Tour of the Cat-skills

Tour of the Cat-skills

This is over 3 weeks late, I know, I know, but bare with me. Better late than never!

It was the third day and stage of the Tour of the Catskills. I was in the yellow leader's jersey and I had a 1:55 lead over second place. There was almost 80 miles of racing to tackle, with a one mile climb in the first hour and then the 2.3 mile beast-of-a-climb up Devil's Kitchen near the end, which would likely decide the overall winner. I was in great position. I had won yesterday's stage in the final uphill sprint to the finish. The weather was perfect - blue skies and cool crisp mountain air. But that morning I was feeling, eh, so I knew this was not going to be an easy day for me.

The Cat 5 turnout for this race was a bit of a disappointment. I guess that was also a sign for what would plague everyone who was racing from day to day. There were 20 registered Cat 5 riders, only 19 raced, and one rider was ultimately disqualified the final day for performing the ultimate meat-headed-ness of actions - passing the lead marshall by going over the yellow line during a long downhill. Yea, we all get it, you can go fast downhill. Not only did he endanger his life but the lives of everyone around him. It was nice to finally see some "justice" during a race. I've seen plenty of rule breakers this season but this guy took the proverbial cake.

Since the Cat 5 field was small, they grouped the Women's 3/4 field with us. That gave us 27 racers. Not a large group but no longer small. Either way, on the second stage, a group of 7 of us formed off the front and became the contenders. All three leaders jerseys were in this group of 7, the yellow for the overall lead, the polka-dot for the King of the Mountain (KOM) points leader, and the green jersey for sprint points. We all knew that we would end up racing together on the final day as well, which turned out to be true.

The time trial on the first day was exciting. I was giddy after my run.

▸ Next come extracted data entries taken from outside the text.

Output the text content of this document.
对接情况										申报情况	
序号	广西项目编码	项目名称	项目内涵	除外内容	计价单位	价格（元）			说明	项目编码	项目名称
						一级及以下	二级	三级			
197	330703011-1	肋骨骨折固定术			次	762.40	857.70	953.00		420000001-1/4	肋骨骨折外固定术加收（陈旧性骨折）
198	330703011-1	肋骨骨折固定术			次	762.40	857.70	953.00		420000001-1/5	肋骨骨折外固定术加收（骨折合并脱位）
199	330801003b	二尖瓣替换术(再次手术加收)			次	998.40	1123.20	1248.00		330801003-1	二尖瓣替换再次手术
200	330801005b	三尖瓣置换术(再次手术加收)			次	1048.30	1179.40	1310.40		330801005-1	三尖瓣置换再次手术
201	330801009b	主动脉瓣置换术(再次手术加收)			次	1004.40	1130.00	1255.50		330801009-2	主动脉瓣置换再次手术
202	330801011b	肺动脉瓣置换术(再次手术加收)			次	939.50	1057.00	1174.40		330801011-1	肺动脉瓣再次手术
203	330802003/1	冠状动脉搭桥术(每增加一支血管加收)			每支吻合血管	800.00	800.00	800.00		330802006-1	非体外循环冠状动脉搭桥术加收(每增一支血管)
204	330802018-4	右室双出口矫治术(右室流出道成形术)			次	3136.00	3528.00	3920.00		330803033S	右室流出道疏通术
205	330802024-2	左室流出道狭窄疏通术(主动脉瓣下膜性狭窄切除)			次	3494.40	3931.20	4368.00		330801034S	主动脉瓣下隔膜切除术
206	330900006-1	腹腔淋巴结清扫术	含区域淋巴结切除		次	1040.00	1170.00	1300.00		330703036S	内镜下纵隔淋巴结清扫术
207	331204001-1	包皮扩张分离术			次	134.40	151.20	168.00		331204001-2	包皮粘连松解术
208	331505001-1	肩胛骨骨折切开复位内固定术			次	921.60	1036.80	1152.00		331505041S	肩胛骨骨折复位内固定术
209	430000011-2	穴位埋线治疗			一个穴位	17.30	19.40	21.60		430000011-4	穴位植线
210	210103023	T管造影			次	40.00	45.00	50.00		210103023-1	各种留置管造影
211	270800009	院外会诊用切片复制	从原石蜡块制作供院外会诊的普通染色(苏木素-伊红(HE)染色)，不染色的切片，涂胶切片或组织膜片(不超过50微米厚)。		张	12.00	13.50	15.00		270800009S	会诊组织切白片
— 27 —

I didn't have a full time trial bike but I managed to slap together an acceptable setup on my road bike. Zipp clip-on aero bars, a shorter stem, and a Profile Design fast forward seatpost put me in a comfortable and aero position even though it looked ugly as hell! I wore an aero skin suit and one of those teardrop aero helmets like a scene from the movie Aliens. I looked fast and felt fast even if I turned my road bike into a jalopy of sorts. I won the TT in my age group but was 2nd overall against all the Cat 5s. Yea, I know that sounds confusing. I was happy none-the-less and dreaming of getting a full TT bike for the future.

Back to the last stage. About 10 or so of us made it up the first climb of the day that broke up the group and we sailed along together until the final climb of the day. I did my best to conserve energy and this was aided by a well working group. We kept up a pace fast enough to avoid getting caught by the chasing group and distributed the work among everyone without one person putting in too much work. When the final climb came, I knew I didn't have the legs to attack early so I watched and waited for the others. When my rival in 2nd place attacked, I had to go with him and try to keep him within reach. That lasted for a while but then when the road went up over 15% gradient I was now losing contact.

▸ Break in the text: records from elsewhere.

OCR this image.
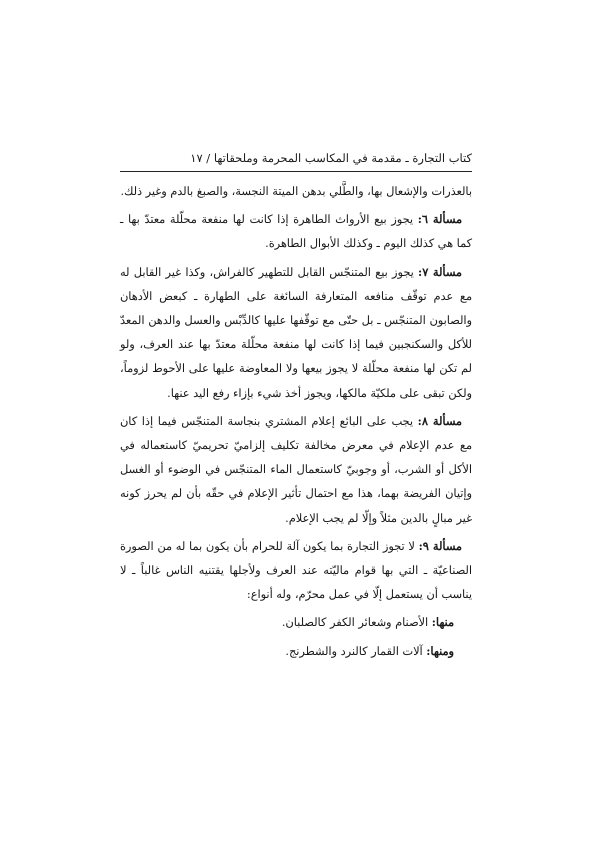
كتاب التجارة ـ مقدمة في المكاسب المحرمة وملحقاتها / ١٧

بالعذرات والإشعال بها، والطَّلي بدهن الميتة النجسة، والصبغ بالدم وغير ذلك.

مسألة ٦: يجوز بيع الأرواث الطاهرة إذا كانت لها منفعة محلّلة معتدّ بها ـ كما هي كذلك اليوم ـ وكذلك الأبوال الطاهرة.

مسألة ٧: يجوز بيع المتنجّس القابل للتطهير كالفراش، وكذا غير القابل له مع عدم توقّف منافعه المتعارفة السائغة على الطهارة ـ كبعض الأدهان والصابون المتنجّس ـ بل حتّى مع توقّفها عليها كالدِّبْس والعسل والدهن المعدّ للأكل والسكنجبين فيما إذا كانت لها منفعة محلّلة معتدّ بها عند العرف، ولو لم تكن لها منفعة محلّلة لا يجوز بيعها ولا المعاوضة عليها على الأحوط لزوماً، ولكن تبقى على ملكيّة مالكها، ويجوز أخذ شيء بإزاء رفع اليد عنها.

مسألة ٨: يجب على البائع إعلام المشتري بنجاسة المتنجّس فيما إذا كان مع عدم الإعلام في معرض مخالفة تكليف إلزاميّ تحريميّ كاستعماله في الأكل أو الشرب، أو وجوبيّ كاستعمال الماء المتنجّس في الوضوء أو الغسل وإتيان الفريضة بهما، هذا مع احتمال تأثير الإعلام في حقّه بأن لم يحرز كونه غير مبالٍ بالدين مثلاً وإلّا لم يجب الإعلام.

مسألة ٩: لا تجوز التجارة بما يكون آلة للحرام بأن يكون بما له من الصورة الصناعيّة ـ التي بها قوام ماليّته عند العرف ولأجلها يقتنيه الناس غالباً ـ لا يناسب أن يستعمل إلّا في عمل محرّم، وله أنواع:

منها: الأصنام وشعائر الكفر كالصلبان.

ومنها: آلات القمار كالنرد والشطرنج.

Platte Cove Rd otherwise known as the Devil's Kitchen is a befitting name. This is a hellacious climb. The road is narrow and steep. There isn't much to look at except the asphalt continually rising in front of you. The air is stagnant and the temperature seems to rise the deeper you climb. My legs were exhausted, my heart rate was pegged within 10% of its maximum. In other words, I was at my limit but I needed to go harder, faster, or else I would lose this race. All day I knew I needed to come up with something "special" for the Kitchen, meaning, I knew I was in trouble but was hoping I could push through the fatigue and find some strength to carry me to the top and still be in contention.

So I rode my own race on that climb. I abandoned the idea of keeping my rival within sight. I simply didn't have the legs and he did. I knew that once I got to the top, I would have to give it all I had and try and salvage my lead to still win the race. After the climb ended, there was still another 6 miles of rolling terrain until the finish. One other rider was attached to my wheel and I pulled him along for a while until I finally asked for some help with the pace. He was able to put in a couple of turns in the front which gave me some brief recovery.

I needed to go faster, I was getting desperate, I had no idea how far ahead my rival was. I could see people up the road. Who were they? My rival? Others? So I pressed on the gas pedal, my legs began to scream, I could feel the onset of cramping but was able to keep it in check. I lost my partner, he was done and no longer able to stay with me. I passed other riders along the course, but not my main rival. Ah! The finish line was just ahead, one last sprint, I needed every second.

In the end, that final effort worked. I won the overall by a scant 10 seconds. Never give up I say!

Kudos to my mother-in-law for this award winning birthday card. That's the photo at the top. Me and my amazing Cat-skills, get it!?